We spoke with John Fulmer of the Princeton Review for some strategies to help students write their way into the school of their choice.
Do your homework
Before you even begin writing, research the university, says Fulmer. And that doesn’t mean scrolling through a few admissions pages. Students should thoroughly investigate the faculty— and then use that research in their writing. After all, it’s not enough to say you want to attend a university because it has a top-ranked political science department. A more strategic statement of purpose would say, “I’d like to attend this university because professor Rubenstein’s research on the relationship between democracy and development is something I’m really interested in.” In other words: Get specific. At the end of the day, you want to be able to tell admissions officers, “I know the faculty, I’ve read some of their publications, I know what they’re working on, and I’m excited to learn from them.”
Tell a story
“It’s really easy to sit down and write something that says, ‘I’ve been passionately interested in this topic for most of my life, and that’s why I want to go to graduate school,’” says Fulmer. The problem with that approach is that 90 percent of applicants are saying the same exact thing. To stand out from the crowd weave together a narrative of exactly what it was that sparked your interest in the field. Hook the reader by beginning with your moment of epiphany — and then take him step by step through the journey.
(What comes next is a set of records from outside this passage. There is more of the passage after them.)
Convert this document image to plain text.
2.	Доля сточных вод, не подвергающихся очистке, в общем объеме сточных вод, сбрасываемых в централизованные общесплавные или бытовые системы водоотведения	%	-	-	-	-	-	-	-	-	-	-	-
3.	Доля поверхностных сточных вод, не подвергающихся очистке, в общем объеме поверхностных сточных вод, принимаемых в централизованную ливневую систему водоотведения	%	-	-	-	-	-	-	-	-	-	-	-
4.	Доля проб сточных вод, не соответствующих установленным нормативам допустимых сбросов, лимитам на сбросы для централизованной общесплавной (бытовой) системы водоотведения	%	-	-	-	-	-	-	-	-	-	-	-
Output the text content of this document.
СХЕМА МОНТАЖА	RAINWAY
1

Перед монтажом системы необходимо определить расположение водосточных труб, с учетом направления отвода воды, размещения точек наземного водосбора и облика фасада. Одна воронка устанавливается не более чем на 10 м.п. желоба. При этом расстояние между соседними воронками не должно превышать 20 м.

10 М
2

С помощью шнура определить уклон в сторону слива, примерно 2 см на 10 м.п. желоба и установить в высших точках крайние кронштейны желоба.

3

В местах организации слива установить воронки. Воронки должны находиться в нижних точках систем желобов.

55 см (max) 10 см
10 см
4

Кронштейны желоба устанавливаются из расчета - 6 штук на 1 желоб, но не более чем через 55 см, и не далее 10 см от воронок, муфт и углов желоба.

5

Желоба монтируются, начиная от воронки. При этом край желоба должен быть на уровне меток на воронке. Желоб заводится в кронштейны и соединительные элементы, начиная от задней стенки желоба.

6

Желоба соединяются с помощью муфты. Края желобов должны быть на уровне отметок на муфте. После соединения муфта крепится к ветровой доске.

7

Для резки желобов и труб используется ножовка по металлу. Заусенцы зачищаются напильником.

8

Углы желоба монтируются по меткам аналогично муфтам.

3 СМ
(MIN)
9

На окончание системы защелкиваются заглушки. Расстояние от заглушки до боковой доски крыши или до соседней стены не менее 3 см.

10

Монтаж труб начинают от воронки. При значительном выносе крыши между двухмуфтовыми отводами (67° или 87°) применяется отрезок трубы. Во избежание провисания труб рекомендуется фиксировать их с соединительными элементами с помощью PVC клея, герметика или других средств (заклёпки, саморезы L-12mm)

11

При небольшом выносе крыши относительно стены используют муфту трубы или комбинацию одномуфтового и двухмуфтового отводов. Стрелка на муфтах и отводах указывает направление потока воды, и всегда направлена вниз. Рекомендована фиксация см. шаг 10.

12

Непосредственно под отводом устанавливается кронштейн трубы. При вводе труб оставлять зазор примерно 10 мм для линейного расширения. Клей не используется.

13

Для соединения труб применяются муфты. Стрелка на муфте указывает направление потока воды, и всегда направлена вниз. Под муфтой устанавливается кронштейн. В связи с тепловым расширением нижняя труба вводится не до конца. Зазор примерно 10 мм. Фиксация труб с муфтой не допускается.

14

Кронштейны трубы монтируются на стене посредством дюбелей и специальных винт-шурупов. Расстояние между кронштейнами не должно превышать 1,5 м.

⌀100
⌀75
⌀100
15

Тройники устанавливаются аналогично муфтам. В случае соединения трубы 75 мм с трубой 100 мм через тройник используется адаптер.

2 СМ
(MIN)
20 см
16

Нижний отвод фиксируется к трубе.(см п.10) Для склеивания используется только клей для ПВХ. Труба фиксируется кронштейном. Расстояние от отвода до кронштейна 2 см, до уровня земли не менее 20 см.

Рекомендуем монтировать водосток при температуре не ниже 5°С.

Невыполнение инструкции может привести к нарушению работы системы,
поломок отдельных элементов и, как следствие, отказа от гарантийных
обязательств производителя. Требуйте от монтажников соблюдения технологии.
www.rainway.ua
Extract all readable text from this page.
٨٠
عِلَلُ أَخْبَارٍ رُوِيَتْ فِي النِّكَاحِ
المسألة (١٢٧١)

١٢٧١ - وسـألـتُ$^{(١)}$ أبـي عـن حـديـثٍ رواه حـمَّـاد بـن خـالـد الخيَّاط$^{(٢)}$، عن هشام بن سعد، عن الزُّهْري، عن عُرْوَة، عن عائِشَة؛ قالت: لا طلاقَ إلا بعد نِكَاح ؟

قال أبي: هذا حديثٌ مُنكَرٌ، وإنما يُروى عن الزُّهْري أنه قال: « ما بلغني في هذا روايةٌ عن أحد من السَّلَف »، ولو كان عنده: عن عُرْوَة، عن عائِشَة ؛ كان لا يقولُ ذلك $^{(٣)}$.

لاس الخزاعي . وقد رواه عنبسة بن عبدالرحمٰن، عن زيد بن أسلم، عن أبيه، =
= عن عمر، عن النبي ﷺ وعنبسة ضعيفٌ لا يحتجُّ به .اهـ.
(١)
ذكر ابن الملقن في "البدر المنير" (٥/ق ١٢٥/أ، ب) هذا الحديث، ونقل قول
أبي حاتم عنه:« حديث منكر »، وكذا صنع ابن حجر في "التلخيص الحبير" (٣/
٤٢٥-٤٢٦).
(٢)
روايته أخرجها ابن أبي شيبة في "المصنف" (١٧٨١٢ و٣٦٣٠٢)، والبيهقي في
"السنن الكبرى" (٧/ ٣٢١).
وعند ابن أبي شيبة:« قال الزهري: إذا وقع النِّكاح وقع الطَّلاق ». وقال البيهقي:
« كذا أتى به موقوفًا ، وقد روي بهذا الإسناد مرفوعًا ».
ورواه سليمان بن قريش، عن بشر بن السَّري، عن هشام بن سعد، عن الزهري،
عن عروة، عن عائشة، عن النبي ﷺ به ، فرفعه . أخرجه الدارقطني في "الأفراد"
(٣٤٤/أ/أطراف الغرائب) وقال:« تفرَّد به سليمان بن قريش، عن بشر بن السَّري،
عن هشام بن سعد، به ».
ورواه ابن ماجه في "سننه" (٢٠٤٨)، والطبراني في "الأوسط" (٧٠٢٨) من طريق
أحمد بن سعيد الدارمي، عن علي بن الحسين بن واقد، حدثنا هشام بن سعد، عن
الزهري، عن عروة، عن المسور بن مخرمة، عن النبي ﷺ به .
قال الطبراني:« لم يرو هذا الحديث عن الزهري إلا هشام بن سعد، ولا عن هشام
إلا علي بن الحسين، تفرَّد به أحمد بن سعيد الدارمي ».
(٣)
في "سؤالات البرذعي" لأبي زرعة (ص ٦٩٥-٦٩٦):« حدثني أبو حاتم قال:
When you get to the end, “that’s when you describe what it is that you want to get out of this passion,” he says.
Just don’t make it sound like a diary entry. “The language needs to be relaxed enough that you can tell the story in your own voice, but formal enough to remind yourself that there are strangers who are ultimately reading and evaluating your intelligence,” says Fulmer.
Give yourself time
You might have waited until the last minute to submit papers during college, says Fulmer, “but a statement of purpose is not something you write the night before it’s due.” For one, there’s a lot of ground to cover with such a limited word count. “If you try write it too fast, you’re going to have a lot of difficulty getting the details to fit,” he explains.
Once you’ve successfully written up your first draft, you should be handing it to others to proofread. “You want to shop it around to a few professors whose opinion you trust and respect, and ideally, who are working in that field that you’re applying to,” he explains.